Deux ans après la reformation surprise du légendaire groupe mancunien pour une tournée mondiale en 2025, les retrouvailles entre les frères Gallagher donnent lieu à un rockumentaire épique. Critique.
Hier matin, réveil intempestif à 5h18. Impossible de refermer l’œil. Alors, debout, premier café. L’humeur est maussade. Aucun doute, même sans souvenir aucun, des cauchemars ont œuvré durant la nuit. Dehors, la pluie tombe sec. Sur le quai de gare, le retard est de quatre minutes, voie 3, comme chaque matin. Le train fera son apparition à 6h44. Deux heures plus tard, un nombre indécent de mails et d’échanges numériques instantanés ont joué au va-et-vient quotidien. L’humeur devient massacrante.
À 8h44, certains ont déjà abondamment ajouté leur patte à une journée qui s’avérera d’une pénibilité crasse. La vie, les gens. Surtout les gros, gros nuls. Que seuls de gros, gros tubes, arriveront à faire oublier. Ceux de Oasis, que Sally aura attendu longtemps. Quinze ans précisément, entre la séparation du groupe en France, en 2009, et l’annonce en 2024 d’une reformation surprise, pour une gigantesque tournée des stades l’année suivante. Et qu’on retrouve dans un fabuleux rockumentaire, dévoilé à Venise samedi dernier, en salle depuis hier soir.
Nous
Un doc qui, sur le principe, affiche tous les contours d’un à-côté financier non négligeable, qui raconte pourtant une histoire bien autre. «Oasis: Don’t Look Back In Anger» illustre surtout la ferveur derrière la colère. Celle des fans d’hier qui a suinté jusqu’aux plus jeunes, parfois pas encore nés au moment de la séparation. Celle d’une osmose totale, rarissime, entre un répertoire, signé Noel et Liam Gallagher, et leurs fans.
On y retrouve les mêmes ressorts qu’avec «Oasis Knebworth 1996», rocku-concert publié en 2021 pour célébrer l’un des plus grands concerts de l’histoire. Plus de 250’000 spectateurs sur deux soirs. Des témoignages donc, et un maximum de musique. Des captations live, pour «Don’t Look Back In Anger», issues de la tournée 2025. Après les images tournées lors des répétitions préalables. À voir et entendre, notamment, Hello, Morning Glory, Some Might Say, Little By Little, Wonderwall.
Des témoignages aussi. Nécessairement. En premier lieu ceux de Noel et Liam. Les états d’âme. La colère, particulièrement du cadet, qui n’aura de cesse d’invectiver son aîné par presse interposée. «Cette fin était inadmissible en ce qui me concerne, livre Liam. Elle était trop abrupte». L’histoire donc d’une fausse haine, qui fait mine de combler une douleur immense. Celle qui suit le déchirement total d’un cœur trop abîmé.

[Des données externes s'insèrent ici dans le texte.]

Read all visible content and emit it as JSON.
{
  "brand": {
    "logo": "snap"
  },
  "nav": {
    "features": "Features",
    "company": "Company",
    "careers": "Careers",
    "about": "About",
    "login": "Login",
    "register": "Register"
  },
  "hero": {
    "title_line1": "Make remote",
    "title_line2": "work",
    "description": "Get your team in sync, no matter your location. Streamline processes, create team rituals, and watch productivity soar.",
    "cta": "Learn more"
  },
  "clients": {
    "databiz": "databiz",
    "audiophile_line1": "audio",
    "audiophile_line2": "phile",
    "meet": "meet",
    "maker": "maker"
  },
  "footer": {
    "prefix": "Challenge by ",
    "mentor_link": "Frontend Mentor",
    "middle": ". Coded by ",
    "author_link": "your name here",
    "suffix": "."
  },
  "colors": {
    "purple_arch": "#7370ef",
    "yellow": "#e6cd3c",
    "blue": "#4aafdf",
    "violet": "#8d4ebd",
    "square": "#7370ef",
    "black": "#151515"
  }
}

Mais aussi ceux de milliers de fans présents lors de la tournée. Livrant leur rapport au groupe, plus précisément sa musique. Ceux qui composent ce «nous» indéfectible et souvent incompréhensible, qu’évoque avec émotion Noel.
Stop Crying Your Heart
Des manifestations d’amour certes, un peu trop nombreuses faut-il aussi dire, qui rallongent inutilement le tout. Une demi-heure de trop, souvent larmoyante, pour un total de deux bonnes heures, globalement très bien distribuées entre musique live, images d’archives et interviews face caméra du duo mancunien.

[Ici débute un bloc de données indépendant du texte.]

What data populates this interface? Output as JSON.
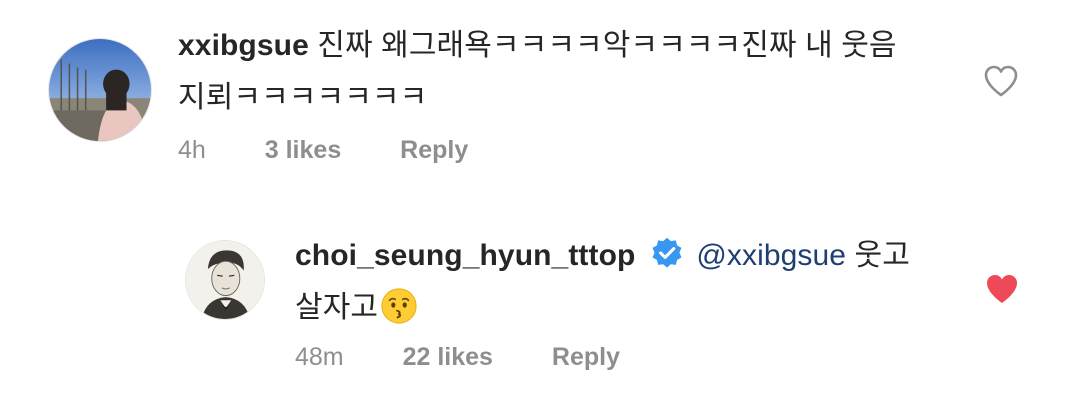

Mais aussi quelques choix peu judicieux, comme le récit d’une rescapée de 2017. Les attentats à Manchester, au sortir du concert d’Ariana Grande. Qui donneront lieu à des insultes d’une rare violence de la part de Liam adressées à son aîné, ce dernier refusant de grimper sur scène pour le concert de charité mis sur pied quelques semaines plus tard, toujours à Manchester.
Whatever
Quelques longueurs certes, «Oasis: Don’t Look Back In Anger» n’en souffre pourtant que peu, grâce à la qualité de l’image. Derrière figure l’énorme machinerie Disney. Mais aussi celle de la musique et de sa toute puissance. Le superhéros, que nomme Liam Gallagher. Celui pour qui se déplacent les foules. Pour vivre un instant à part, qui mêle rires, larmes, peines et joies. Le tout d’une intensité féroce qui finit gravée au plus profond de tout un chacun.
Un doc à voir, absolument. À la mesure d’un groupe parmi les plus grandes Rock ‘n’ Roll Stars.